Big tax break angers officials

Law misreading gives higher Md. deductions to college-plan donors

Revenue loss irks legislators

January 19, 2002|By Alec MacGillis | Alec MacGillis,SUN STAFF

Using its own interpretation of a new state law, the board that oversees Maryland's new college savings program has given hundreds of wealthy taxpayers a $25,000 income tax deduction instead of the $2,500 they were supposed to receive.

The board's action - which cost state and local governments more than $2 million in lost revenue for last year - drew an angry reaction yesterday from state lawmakers, who vowed to close the loophole retroactive to Jan. 1.

"We've been had," Sen. Patrick J. Hogan, a co-sponsor of the law, said at a hearing in Annapolis. "We set this up to encourage people to save for college, not as a tax shelter, and that's what this has turned into."

Sen. Robert R. Neall warned that future funding of state college savings programs was in peril because of the board's interpretation.
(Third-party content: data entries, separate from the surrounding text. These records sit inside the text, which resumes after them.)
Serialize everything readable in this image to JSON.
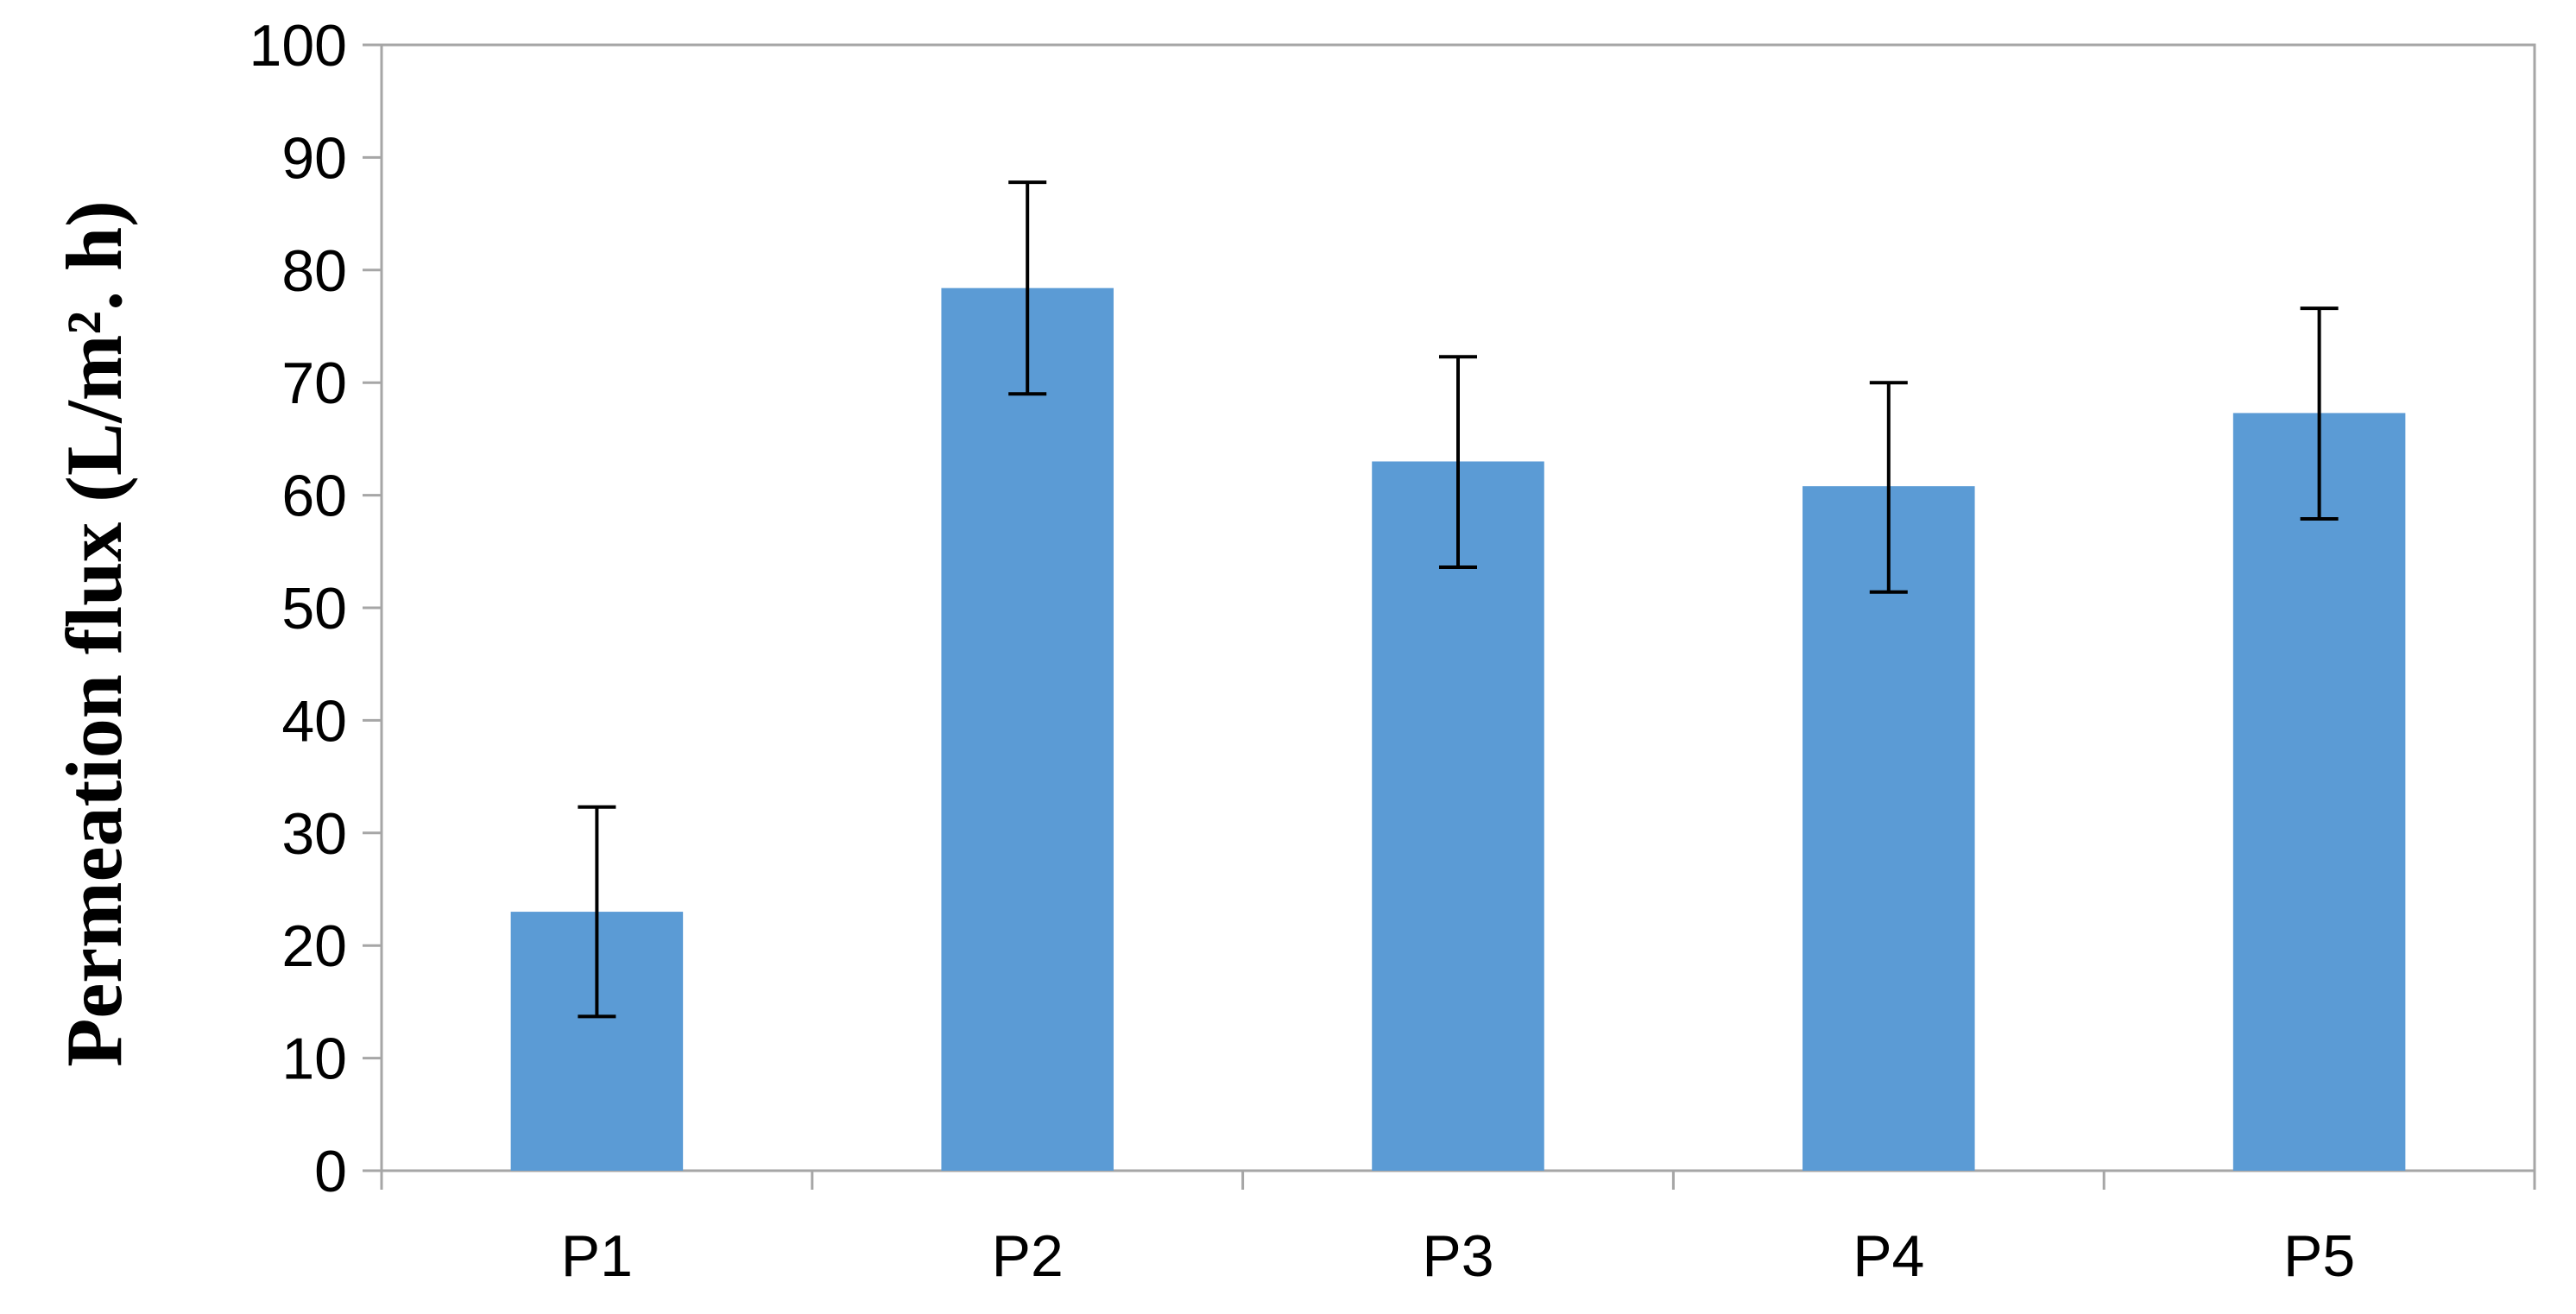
{
  "chart_data": {
    "type": "bar",
    "title": "",
    "xlabel": "",
    "ylabel": "Permeation flux (L/m². h)",
    "categories": [
      "P1",
      "P2",
      "P3",
      "P4",
      "P5"
    ],
    "values": [
      23.0,
      78.4,
      63.0,
      60.8,
      67.3
    ],
    "error_low": [
      13.7,
      69.0,
      53.6,
      51.4,
      57.9
    ],
    "error_high": [
      32.3,
      87.8,
      72.3,
      70.0,
      76.6
    ],
    "ylim": [
      0,
      100
    ],
    "yticks": [
      0,
      10,
      20,
      30,
      40,
      50,
      60,
      70,
      80,
      90,
      100
    ],
    "grid": false,
    "legend": "none",
    "bar_color": "#5B9BD5",
    "axis_color": "#A6A6A6",
    "error_bar_color": "#000000"
  }
}
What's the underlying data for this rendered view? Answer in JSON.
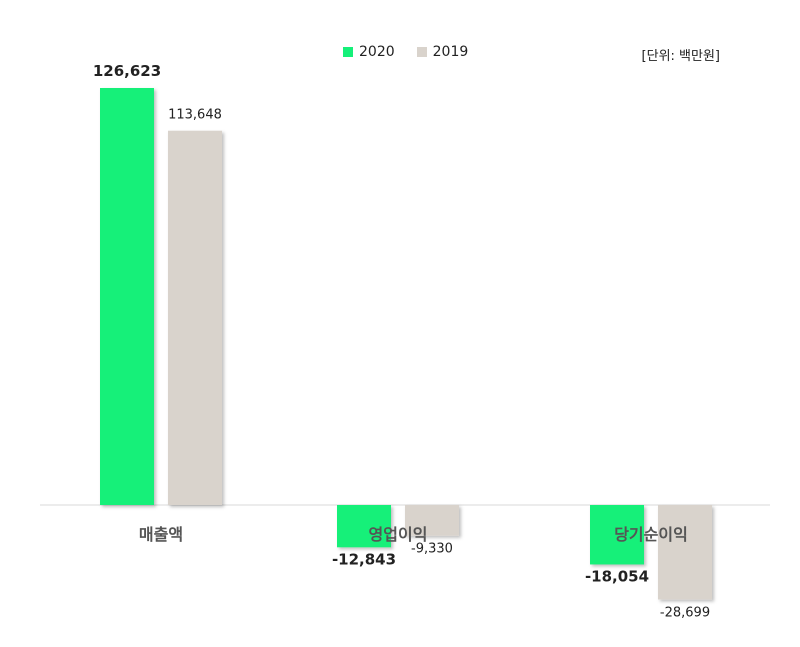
{
  "unit_label": "[단위: 백만원]",
  "colors": {
    "2020": "#15f079",
    "2019": "#d9d3cc"
  },
  "chart_data": {
    "type": "bar",
    "categories": [
      "매출액",
      "영업이익",
      "당기순이익"
    ],
    "series": [
      {
        "name": "2020",
        "values": [
          126623,
          -12843,
          -18054
        ],
        "labels": [
          "126,623",
          "-12,843",
          "-18,054"
        ]
      },
      {
        "name": "2019",
        "values": [
          113648,
          -9330,
          -28699
        ],
        "labels": [
          "113,648",
          "-9,330",
          "-28,699"
        ]
      }
    ],
    "legend_position": "top",
    "grid": false
  }
}
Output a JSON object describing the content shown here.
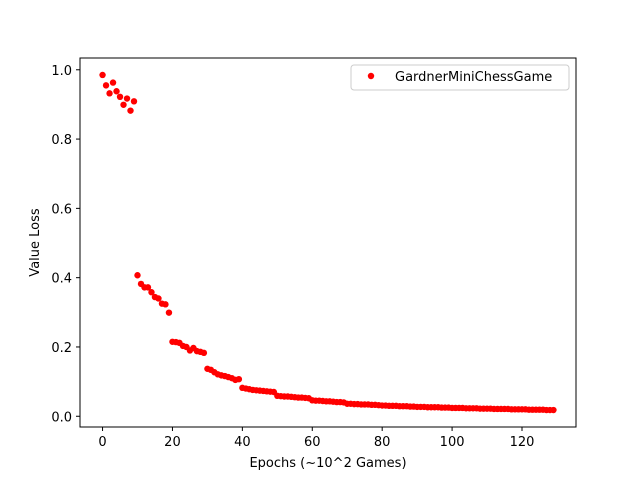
{
  "chart_data": {
    "type": "scatter",
    "title": "",
    "xlabel": "Epochs (~10^2 Games)",
    "ylabel": "Value Loss",
    "xlim": [
      -6.45,
      135.45
    ],
    "ylim": [
      -0.031,
      1.034
    ],
    "xticks": [
      0,
      20,
      40,
      60,
      80,
      100,
      120
    ],
    "yticks": [
      0.0,
      0.2,
      0.4,
      0.6,
      0.8,
      1.0
    ],
    "xtick_labels": [
      "0",
      "20",
      "40",
      "60",
      "80",
      "100",
      "120"
    ],
    "ytick_labels": [
      "0.0",
      "0.2",
      "0.4",
      "0.6",
      "0.8",
      "1.0"
    ],
    "grid": false,
    "legend_position": "top-right",
    "marker_color": "#ff0000",
    "series": [
      {
        "name": "GardnerMiniChessGame",
        "color": "#ff0000",
        "x": [
          0,
          1,
          2,
          3,
          4,
          5,
          6,
          7,
          8,
          9,
          10,
          11,
          12,
          13,
          14,
          15,
          16,
          17,
          18,
          19,
          20,
          21,
          22,
          23,
          24,
          25,
          26,
          27,
          28,
          29,
          30,
          31,
          32,
          33,
          34,
          35,
          36,
          37,
          38,
          39,
          40,
          41,
          42,
          43,
          44,
          45,
          46,
          47,
          48,
          49,
          50,
          51,
          52,
          53,
          54,
          55,
          56,
          57,
          58,
          59,
          60,
          61,
          62,
          63,
          64,
          65,
          66,
          67,
          68,
          69,
          70,
          71,
          72,
          73,
          74,
          75,
          76,
          77,
          78,
          79,
          80,
          81,
          82,
          83,
          84,
          85,
          86,
          87,
          88,
          89,
          90,
          91,
          92,
          93,
          94,
          95,
          96,
          97,
          98,
          99,
          100,
          101,
          102,
          103,
          104,
          105,
          106,
          107,
          108,
          109,
          110,
          111,
          112,
          113,
          114,
          115,
          116,
          117,
          118,
          119,
          120,
          121,
          122,
          123,
          124,
          125,
          126,
          127,
          128,
          129
        ],
        "y": [
          0.985,
          0.955,
          0.932,
          0.963,
          0.938,
          0.922,
          0.899,
          0.917,
          0.882,
          0.909,
          0.407,
          0.382,
          0.372,
          0.372,
          0.358,
          0.344,
          0.34,
          0.325,
          0.323,
          0.299,
          0.215,
          0.214,
          0.212,
          0.203,
          0.2,
          0.19,
          0.197,
          0.188,
          0.186,
          0.183,
          0.137,
          0.134,
          0.127,
          0.121,
          0.118,
          0.116,
          0.113,
          0.11,
          0.105,
          0.107,
          0.082,
          0.08,
          0.078,
          0.076,
          0.075,
          0.074,
          0.073,
          0.072,
          0.071,
          0.07,
          0.059,
          0.058,
          0.057,
          0.057,
          0.056,
          0.055,
          0.054,
          0.054,
          0.053,
          0.052,
          0.046,
          0.045,
          0.045,
          0.044,
          0.043,
          0.043,
          0.042,
          0.041,
          0.041,
          0.04,
          0.036,
          0.036,
          0.035,
          0.035,
          0.034,
          0.034,
          0.034,
          0.033,
          0.033,
          0.032,
          0.031,
          0.031,
          0.03,
          0.03,
          0.03,
          0.029,
          0.029,
          0.029,
          0.028,
          0.028,
          0.027,
          0.027,
          0.027,
          0.026,
          0.026,
          0.026,
          0.026,
          0.025,
          0.025,
          0.025,
          0.024,
          0.024,
          0.024,
          0.024,
          0.023,
          0.023,
          0.023,
          0.023,
          0.022,
          0.022,
          0.022,
          0.022,
          0.021,
          0.021,
          0.021,
          0.021,
          0.021,
          0.02,
          0.02,
          0.02,
          0.02,
          0.02,
          0.019,
          0.019,
          0.019,
          0.019,
          0.019,
          0.018,
          0.018,
          0.018
        ]
      }
    ]
  }
}
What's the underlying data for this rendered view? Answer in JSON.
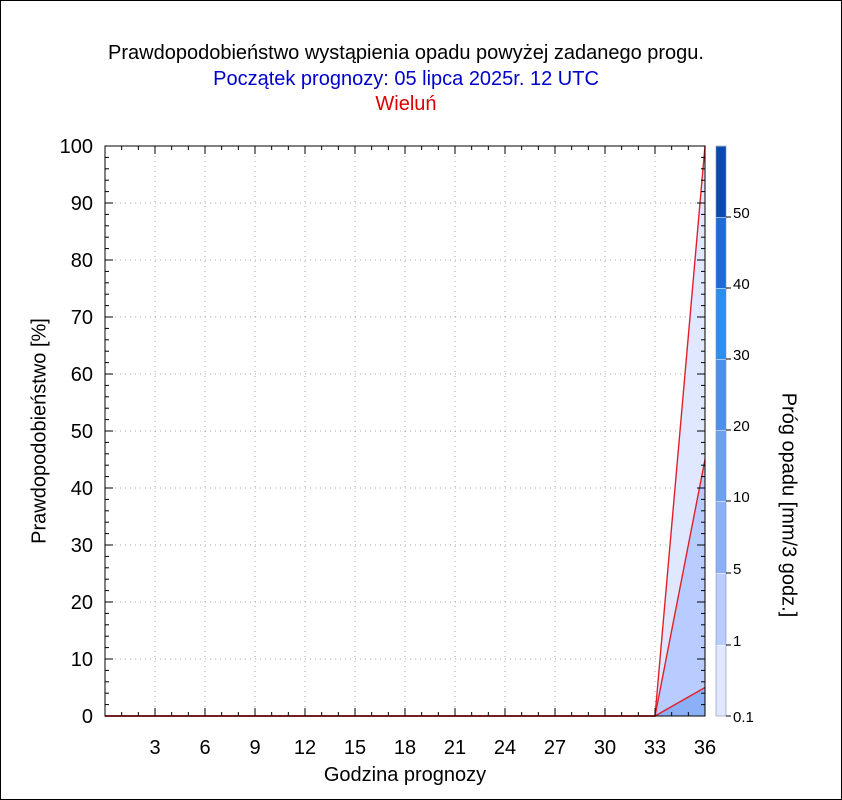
{
  "header": {
    "title": "Prawdopodobieństwo wystąpienia opadu powyżej zadanego progu.",
    "subtitle": "Początek prognozy: 05 lipca 2025r. 12 UTC",
    "station": "Wieluń"
  },
  "colors": {
    "title": "#000000",
    "subtitle": "#0000cc",
    "station": "#dd0000",
    "curve_line": "#e0202a",
    "grid": "#a8a8a8",
    "threshold_0_1": "#e0e8ff",
    "threshold_1": "#b8ccff",
    "threshold_5": "#8cb0f8",
    "threshold_10": "#6ca0f0",
    "threshold_20": "#4a90ec",
    "threshold_30": "#2c8ef0",
    "threshold_40": "#1c6cd8",
    "threshold_50": "#0a4ab0"
  },
  "chart_data": {
    "type": "area",
    "title": "Prawdopodobieństwo wystąpienia opadu powyżej zadanego progu.",
    "xlabel": "Godzina prognozy",
    "ylabel": "Prawdopodobieństwo [%]",
    "colorbar_label": "Próg opadu [mm/3 godz.]",
    "xlim": [
      0,
      36
    ],
    "ylim": [
      0,
      100
    ],
    "x_ticks": [
      3,
      6,
      9,
      12,
      15,
      18,
      21,
      24,
      27,
      30,
      33,
      36
    ],
    "y_ticks": [
      0,
      10,
      20,
      30,
      40,
      50,
      60,
      70,
      80,
      90,
      100
    ],
    "grid": true,
    "x": [
      0,
      3,
      6,
      9,
      12,
      15,
      18,
      21,
      24,
      27,
      30,
      33,
      36
    ],
    "series": [
      {
        "threshold": 0.1,
        "values": [
          0,
          0,
          0,
          0,
          0,
          0,
          0,
          0,
          0,
          0,
          0,
          0,
          100
        ]
      },
      {
        "threshold": 1,
        "values": [
          0,
          0,
          0,
          0,
          0,
          0,
          0,
          0,
          0,
          0,
          0,
          0,
          45
        ]
      },
      {
        "threshold": 5,
        "values": [
          0,
          0,
          0,
          0,
          0,
          0,
          0,
          0,
          0,
          0,
          0,
          0,
          5
        ]
      }
    ],
    "colorbar_ticks": [
      "0.1",
      "1",
      "5",
      "10",
      "20",
      "30",
      "40",
      "50"
    ]
  }
}
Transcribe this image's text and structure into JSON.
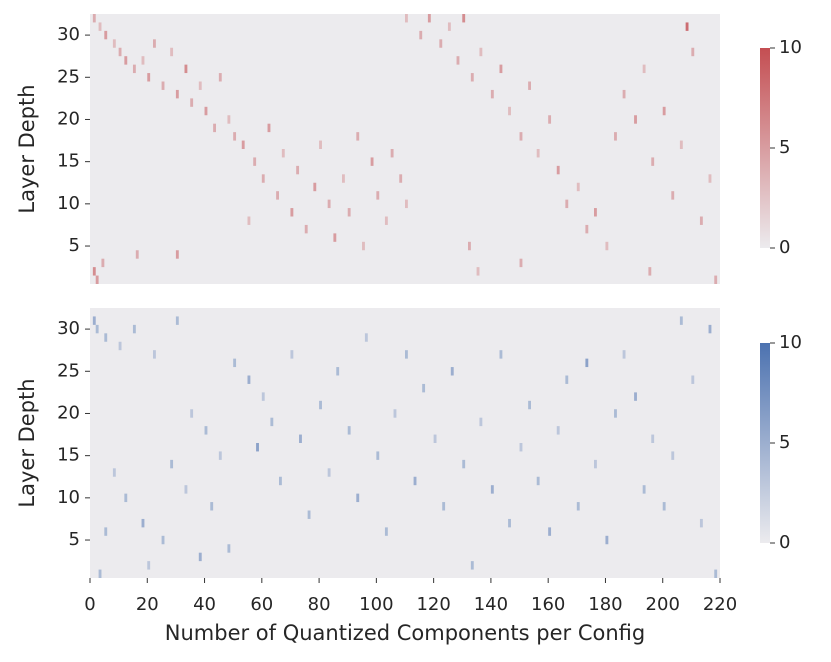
{
  "chart_data": [
    {
      "type": "heatmap",
      "ylabel": "Layer Depth",
      "color": "#c44e52",
      "background": "#ecebee",
      "xlim": [
        0,
        220
      ],
      "ylim": [
        0.5,
        32.5
      ],
      "yticks": [
        5,
        10,
        15,
        20,
        25,
        30
      ],
      "clim": [
        0,
        10
      ],
      "cticks": [
        0,
        5,
        10
      ],
      "x": [
        1,
        3,
        5,
        8,
        10,
        12,
        15,
        18,
        20,
        22,
        25,
        28,
        30,
        33,
        35,
        38,
        40,
        43,
        45,
        48,
        50,
        53,
        55,
        57,
        60,
        62,
        65,
        67,
        70,
        72,
        75,
        78,
        80,
        83,
        85,
        88,
        90,
        93,
        95,
        98,
        100,
        103,
        105,
        108,
        110,
        1,
        2,
        4,
        16,
        30,
        110,
        115,
        118,
        122,
        125,
        128,
        130,
        133,
        136,
        140,
        143,
        146,
        150,
        153,
        156,
        160,
        163,
        166,
        170,
        173,
        176,
        180,
        183,
        186,
        190,
        193,
        196,
        200,
        203,
        206,
        208,
        210,
        213,
        216,
        218,
        132,
        135,
        150,
        195
      ],
      "y": [
        32,
        31,
        30,
        29,
        28,
        27,
        26,
        27,
        25,
        29,
        24,
        28,
        23,
        26,
        22,
        24,
        21,
        19,
        25,
        20,
        18,
        17,
        8,
        15,
        13,
        19,
        11,
        16,
        9,
        14,
        7,
        12,
        17,
        10,
        6,
        13,
        9,
        18,
        5,
        15,
        11,
        8,
        16,
        13,
        10,
        2,
        1,
        3,
        4,
        4,
        32,
        30,
        32,
        29,
        31,
        27,
        32,
        25,
        28,
        23,
        26,
        21,
        18,
        24,
        16,
        20,
        14,
        10,
        12,
        7,
        9,
        5,
        18,
        23,
        20,
        26,
        15,
        21,
        11,
        17,
        31,
        28,
        8,
        13,
        1,
        5,
        2,
        3,
        2
      ],
      "values": [
        4,
        3,
        5,
        3,
        4,
        5,
        4,
        3,
        5,
        4,
        4,
        3,
        5,
        6,
        4,
        3,
        5,
        4,
        4,
        3,
        4,
        5,
        3,
        4,
        4,
        5,
        4,
        3,
        5,
        4,
        4,
        5,
        3,
        4,
        5,
        3,
        4,
        4,
        3,
        5,
        4,
        3,
        4,
        4,
        3,
        6,
        5,
        4,
        4,
        5,
        3,
        4,
        5,
        4,
        3,
        4,
        6,
        4,
        3,
        4,
        5,
        3,
        4,
        4,
        3,
        4,
        5,
        4,
        3,
        4,
        5,
        3,
        4,
        4,
        5,
        3,
        4,
        5,
        4,
        3,
        8,
        4,
        4,
        3,
        4,
        4,
        3,
        4,
        4
      ]
    },
    {
      "type": "heatmap",
      "ylabel": "Layer Depth",
      "xlabel": "Number of Quantized Components per Config",
      "color": "#4c72b0",
      "background": "#ecebee",
      "xlim": [
        0,
        220
      ],
      "ylim": [
        0.5,
        32.5
      ],
      "xticks": [
        0,
        20,
        40,
        60,
        80,
        100,
        120,
        140,
        160,
        180,
        200,
        220
      ],
      "yticks": [
        5,
        10,
        15,
        20,
        25,
        30
      ],
      "clim": [
        0,
        10
      ],
      "cticks": [
        0,
        5,
        10
      ],
      "x": [
        1,
        2,
        5,
        10,
        15,
        22,
        30,
        35,
        40,
        12,
        8,
        5,
        18,
        25,
        3,
        20,
        28,
        33,
        38,
        42,
        45,
        48,
        50,
        55,
        58,
        60,
        63,
        66,
        70,
        73,
        76,
        80,
        83,
        86,
        90,
        93,
        96,
        100,
        103,
        106,
        110,
        113,
        116,
        120,
        123,
        126,
        130,
        133,
        136,
        140,
        143,
        146,
        150,
        153,
        156,
        160,
        163,
        166,
        170,
        173,
        176,
        180,
        183,
        186,
        190,
        193,
        196,
        200,
        203,
        206,
        210,
        213,
        216,
        218
      ],
      "y": [
        31,
        30,
        29,
        28,
        30,
        27,
        31,
        20,
        18,
        10,
        13,
        6,
        7,
        5,
        1,
        2,
        14,
        11,
        3,
        9,
        15,
        4,
        26,
        24,
        16,
        22,
        19,
        12,
        27,
        17,
        8,
        21,
        13,
        25,
        18,
        10,
        29,
        15,
        6,
        20,
        27,
        12,
        23,
        17,
        9,
        25,
        14,
        2,
        19,
        11,
        27,
        7,
        16,
        21,
        12,
        6,
        18,
        24,
        9,
        26,
        14,
        5,
        20,
        27,
        22,
        11,
        17,
        9,
        15,
        31,
        24,
        7,
        30,
        1
      ],
      "values": [
        5,
        4,
        4,
        3,
        4,
        3,
        4,
        3,
        4,
        4,
        3,
        4,
        5,
        4,
        4,
        3,
        4,
        3,
        5,
        4,
        3,
        4,
        4,
        5,
        6,
        3,
        4,
        4,
        3,
        5,
        4,
        4,
        3,
        4,
        4,
        5,
        3,
        4,
        4,
        3,
        4,
        5,
        4,
        3,
        4,
        5,
        4,
        4,
        3,
        5,
        4,
        4,
        3,
        4,
        4,
        5,
        3,
        4,
        4,
        6,
        3,
        5,
        4,
        3,
        5,
        4,
        3,
        4,
        3,
        4,
        3,
        3,
        5,
        4
      ]
    }
  ]
}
"I'm not going to vote for any more of this stuff until we get an explanation," said Neall, an Anne Arundel Democrat. "I'm embarrassed, and I'm angry."

The law creating the Maryland College Investment Plan, which took effect last year, allows residents to contribute to any of 10 funds offered by the state Higher Education Investment Board. The legislation provides for state income tax deductions of up to $2,500 for contributions to "each investment account" in the year the contribution was made.

The investment board, on an assistant attorney general's advice, took that to mean taxpayers who contributed at least $2,500 to any of the 10 investment options could receive the deduction for each one, for a total tax break of $25,000. The board trumpeted the plan's tax advantages in marketing the plan.

But legislators said yesterday that they never intended such a generous deduction. The law, they said, gave taxpayers a break of only up to $2,500 for their overall investment in the various funds.

Lawmakers rebuked leaders of the investment board, saying they could have asked the General Assembly for clarification of its intent. They also noted that residents have apparently taken full advantage of the interpretation.

Between Dec. 10, when the plan started accepting contributions, and Dec. 31, about 13,000 accounts worth more than $100 million were created for college-bound children. Of those, 784 accounts included contributions to all 10 funds, making the investors eligible for tax breaks for every fund.

More than 3,000 other accounts were opened in more than one fund, also allowing those investors to qualify for more than the intended $2,500 deduction.

In theory, said Sen. Barbara Hoffman, a Baltimore Democrat and chairman of the Senate Budget and Taxation Committee, two parents and two grandparents could each contribute to 10 different accounts for one child and gain $100,000 in tax breaks.

Said Sen. Edward J. Kasemeyer, a Howard County Democrat and the law's other sponsor, "The purpose of this whole thing was to provide a vehicle for the average Joe for his kid to go to college. Look at the numbers of those who bought 10 funds for their kid. It would suggest this has become a tax shelter vehicle. ... "

Lawmakers excoriated the investment board's leaders for not consulting them. "I'm looking for one scintilla of evidence that this legislature ever interpreted this" as a $25,000 tax break, said Neall.

Ambiguous language

Edwin Crawford, the chairman of the investment board, and Joan Marshall, executive director of the state's college savings plans, said they did their best to make sense of what they called ambiguous language in the law.

They said they considered that Virginia allows a $2,000 deduction for each college savings fund. They also considered that Maryland's other college savings plan, the PrePaid College Trust, technically allows $2,500 deductions for more than one account in one year - though only a handful of the plan's thousands of participants have taken advantage of that.

Crawford and Marshall said they asked Maryann O'Donnell, the assistant attorney general assigned to the investment board, for an opinion, and she interpreted the maximum tax break as $25,000. After the hearing, O'Donnell defended the board's decision not to ask the law's sponsors what they meant in the law.

`This was not pillage'

The board has calculated that its interpretation of the law cost state and local governments about $2.7 million in lost tax revenue for 2001. Its officials noted that some of that revenue would have been lost eventually if taxpayers deducted some of their excess investments in a subsequent tax year, as the law allows. "This was not pillage," Crawford said. "Did some people prevail in taking more than was hoped for? Yes. Was it a massive amount of money? No."

Lawmakers were alerted to the board's interpretation in a Dec. 17 letter from Comptroller William Donald Schaefer. In the letter, he said he would comply with the board's interpretation in assessing 2001 state taxes because the $25,000 deduction was being "actively marketed," and retracting it would cause confusion.

At the same time, Schaefer urged the legislature to "clarify its intention" for 2002 and later years.

Hoffman promised that the lawmakers would do so. "You can be sure there will be legislation on this," she said.